In the Book of Job, its namesake is a man who “was blameless and upright; he feared God and shunned evil.” “He was the greatest man among all the people of the East.” (Job 1:1b, 3b) Job was a father of seven and owned vast property. Satan approached the Lord and the Lord said, “Have you considered my servant Job? There is no one on earth like him; he is blameless and upright, a man who fears God and shuns evil.”(Job 1:8) Satan responded that it was no surprise that Job followed the Lord so closely, since he had been blessed incredibly. Satan asked to take it all away and God agreed, but Job was not to be harmed physically.

When Job found out that he has lost his children, his servants, and all his property, he dropped to the ground in worship. “’Naked I came from my mother’s womb, and naked I will depart. The Lord gave and the Lord has taken away; may the name of the Lord be praised.’ In all this, Job did not sin by charging God with wrongdoing,” (Job 1:21-22) Even after such an amazing response, God allowed Satan to afflict Job with boils on his skin.

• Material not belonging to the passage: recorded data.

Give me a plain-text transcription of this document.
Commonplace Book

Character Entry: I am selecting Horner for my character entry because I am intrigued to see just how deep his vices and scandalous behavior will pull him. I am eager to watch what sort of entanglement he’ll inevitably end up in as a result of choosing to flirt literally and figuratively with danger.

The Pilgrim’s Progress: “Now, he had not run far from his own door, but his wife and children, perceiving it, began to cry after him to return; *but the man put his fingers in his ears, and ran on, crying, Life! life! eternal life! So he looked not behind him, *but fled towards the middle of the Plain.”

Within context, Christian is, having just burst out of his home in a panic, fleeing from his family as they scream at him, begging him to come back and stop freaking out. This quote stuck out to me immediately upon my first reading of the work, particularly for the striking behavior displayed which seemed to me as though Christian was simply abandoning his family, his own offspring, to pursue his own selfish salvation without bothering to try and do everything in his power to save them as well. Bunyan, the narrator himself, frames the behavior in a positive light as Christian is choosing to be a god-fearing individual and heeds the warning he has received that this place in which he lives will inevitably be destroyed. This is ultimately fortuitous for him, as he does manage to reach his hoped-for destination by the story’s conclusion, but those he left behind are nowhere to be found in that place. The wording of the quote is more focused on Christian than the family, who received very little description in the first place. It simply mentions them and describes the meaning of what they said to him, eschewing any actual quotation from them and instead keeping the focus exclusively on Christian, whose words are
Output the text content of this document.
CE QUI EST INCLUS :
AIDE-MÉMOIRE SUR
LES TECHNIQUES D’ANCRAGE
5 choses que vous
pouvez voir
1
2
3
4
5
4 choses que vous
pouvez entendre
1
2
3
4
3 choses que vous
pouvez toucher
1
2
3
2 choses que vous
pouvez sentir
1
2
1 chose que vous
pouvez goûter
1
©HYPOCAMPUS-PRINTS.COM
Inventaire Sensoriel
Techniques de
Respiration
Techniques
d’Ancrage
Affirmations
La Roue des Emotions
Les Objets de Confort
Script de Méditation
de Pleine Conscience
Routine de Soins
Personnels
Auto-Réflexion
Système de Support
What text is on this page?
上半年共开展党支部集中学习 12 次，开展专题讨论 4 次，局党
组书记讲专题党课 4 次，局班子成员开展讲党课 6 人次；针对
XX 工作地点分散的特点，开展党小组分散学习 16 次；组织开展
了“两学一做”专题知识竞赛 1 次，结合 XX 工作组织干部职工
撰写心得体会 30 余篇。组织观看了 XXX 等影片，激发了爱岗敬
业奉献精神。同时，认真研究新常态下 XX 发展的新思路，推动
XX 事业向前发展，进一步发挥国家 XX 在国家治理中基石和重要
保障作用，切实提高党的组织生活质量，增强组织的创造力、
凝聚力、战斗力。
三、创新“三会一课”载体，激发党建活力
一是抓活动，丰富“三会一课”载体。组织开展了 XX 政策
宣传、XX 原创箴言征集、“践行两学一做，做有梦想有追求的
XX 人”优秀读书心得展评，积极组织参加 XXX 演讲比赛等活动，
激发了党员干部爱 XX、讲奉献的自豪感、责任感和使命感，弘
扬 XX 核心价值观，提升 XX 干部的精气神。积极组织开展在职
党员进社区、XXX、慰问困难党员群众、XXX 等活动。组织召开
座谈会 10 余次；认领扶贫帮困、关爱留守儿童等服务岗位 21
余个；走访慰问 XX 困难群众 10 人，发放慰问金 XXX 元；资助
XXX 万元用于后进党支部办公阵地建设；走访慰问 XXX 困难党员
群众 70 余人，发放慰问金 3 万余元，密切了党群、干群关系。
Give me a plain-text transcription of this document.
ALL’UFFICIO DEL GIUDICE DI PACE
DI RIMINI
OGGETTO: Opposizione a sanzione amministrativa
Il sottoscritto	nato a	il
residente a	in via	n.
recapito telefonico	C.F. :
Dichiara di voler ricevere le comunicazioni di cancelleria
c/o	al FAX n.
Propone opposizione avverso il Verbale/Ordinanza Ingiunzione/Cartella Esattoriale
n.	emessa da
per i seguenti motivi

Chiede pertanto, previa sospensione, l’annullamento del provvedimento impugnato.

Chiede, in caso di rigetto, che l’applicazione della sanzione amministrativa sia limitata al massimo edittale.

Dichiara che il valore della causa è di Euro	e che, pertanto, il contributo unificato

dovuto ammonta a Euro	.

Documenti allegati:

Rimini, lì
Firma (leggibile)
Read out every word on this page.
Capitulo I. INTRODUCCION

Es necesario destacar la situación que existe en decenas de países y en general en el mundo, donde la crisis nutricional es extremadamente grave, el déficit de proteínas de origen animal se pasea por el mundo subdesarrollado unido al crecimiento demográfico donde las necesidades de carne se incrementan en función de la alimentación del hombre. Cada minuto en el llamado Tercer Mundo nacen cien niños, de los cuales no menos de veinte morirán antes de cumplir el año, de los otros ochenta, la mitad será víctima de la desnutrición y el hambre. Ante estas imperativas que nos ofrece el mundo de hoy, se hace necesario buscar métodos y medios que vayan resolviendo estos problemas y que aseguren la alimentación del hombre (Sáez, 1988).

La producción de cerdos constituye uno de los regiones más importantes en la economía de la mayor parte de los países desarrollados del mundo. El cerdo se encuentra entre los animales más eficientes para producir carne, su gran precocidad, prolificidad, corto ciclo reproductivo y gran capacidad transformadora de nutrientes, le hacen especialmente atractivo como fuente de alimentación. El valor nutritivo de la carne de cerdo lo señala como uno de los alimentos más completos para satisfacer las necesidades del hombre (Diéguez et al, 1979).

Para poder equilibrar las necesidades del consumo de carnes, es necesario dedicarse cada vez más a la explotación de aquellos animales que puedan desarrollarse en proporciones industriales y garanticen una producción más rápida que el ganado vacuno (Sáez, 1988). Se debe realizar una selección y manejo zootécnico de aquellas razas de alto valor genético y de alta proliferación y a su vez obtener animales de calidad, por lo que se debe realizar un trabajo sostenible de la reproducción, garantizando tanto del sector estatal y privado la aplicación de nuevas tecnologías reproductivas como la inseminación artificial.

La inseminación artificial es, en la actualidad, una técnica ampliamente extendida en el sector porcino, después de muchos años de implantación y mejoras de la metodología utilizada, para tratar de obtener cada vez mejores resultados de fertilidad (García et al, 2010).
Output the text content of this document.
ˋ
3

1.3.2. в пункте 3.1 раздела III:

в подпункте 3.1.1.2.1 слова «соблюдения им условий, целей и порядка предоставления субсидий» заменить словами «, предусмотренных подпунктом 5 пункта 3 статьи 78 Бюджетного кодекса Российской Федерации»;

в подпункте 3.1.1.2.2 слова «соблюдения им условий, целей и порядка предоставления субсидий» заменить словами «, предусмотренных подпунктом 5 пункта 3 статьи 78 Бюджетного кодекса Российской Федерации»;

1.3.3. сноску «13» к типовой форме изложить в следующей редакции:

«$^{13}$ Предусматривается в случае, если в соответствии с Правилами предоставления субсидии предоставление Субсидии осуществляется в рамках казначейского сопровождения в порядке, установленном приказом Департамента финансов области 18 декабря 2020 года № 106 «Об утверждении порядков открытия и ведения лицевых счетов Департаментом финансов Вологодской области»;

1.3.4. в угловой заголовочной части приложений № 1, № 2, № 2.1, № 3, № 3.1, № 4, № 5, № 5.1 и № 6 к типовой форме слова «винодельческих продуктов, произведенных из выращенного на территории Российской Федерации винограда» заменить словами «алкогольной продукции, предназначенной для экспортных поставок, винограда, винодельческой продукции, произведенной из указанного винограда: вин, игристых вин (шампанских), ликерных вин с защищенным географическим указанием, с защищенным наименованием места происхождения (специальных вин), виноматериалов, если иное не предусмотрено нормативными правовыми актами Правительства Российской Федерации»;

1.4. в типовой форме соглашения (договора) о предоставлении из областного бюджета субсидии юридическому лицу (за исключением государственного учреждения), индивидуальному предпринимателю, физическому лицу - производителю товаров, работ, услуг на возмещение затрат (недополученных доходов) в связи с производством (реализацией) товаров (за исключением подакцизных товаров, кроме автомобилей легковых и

Job had three friends who came to make a case for his suffering. Each gave a unique perspective on his loss and God’s place in the equation, but each was wrong. Their theological assumptions and conclusions were thoroughly mistaken.  In both the Old and New Testament we see a common misperception that there was a clear line where God rewarded here on earth good behavior and handed out punishment for bad behavior. People often believed that a child being born lame or ill was a direct result of the sin of one or both parents. Jesus healed a man who had been blind since birth. “His disciples asked him, ‘Rabbi, who sinned, this man or his parents, that he was born blind?’ ‘Neither this man nor his parents sinned,’ said Jesus, ‘but this happened so that the works of God might be displayed in him.’” (John 9:2-3) The Bible shows a mixture of bad things being a consequence of sin and not being so.

The Book of Job actually is more about God than about Job’s suffering or human suffering. The Lord’s complete love, might and sovereignty are beyond our comprehension. God is perfectly good. We see only a sliver of any circumstance. How possibly could we understand God’s ways? Who are we to decide what is fair?

At the conclusion of the book, “The Lord said to Job: ‘Will the one who contends with the Almighty correct him? Let him who accuses God answer him!’”(Job 40:1-2) “Would you discredit my justice? Would you condemn me to justify yourself?” (Job 40:8) For several chapters God just had described a litany of his wonders and powerful actions. Job probably was shrinking lower and lower with every word.

Theologian Frederick Buechner writes, “God doesn’t explain. He explodes. He asks Job who he thinks he is anyway. He says that to try to explain the kind of things Job wants explained would be like trying to explain Einstein to a littleneck clam… God doesn’t reveal his grand design. He reveals himself. He doesn’t show why things are as they are. He shows his face.”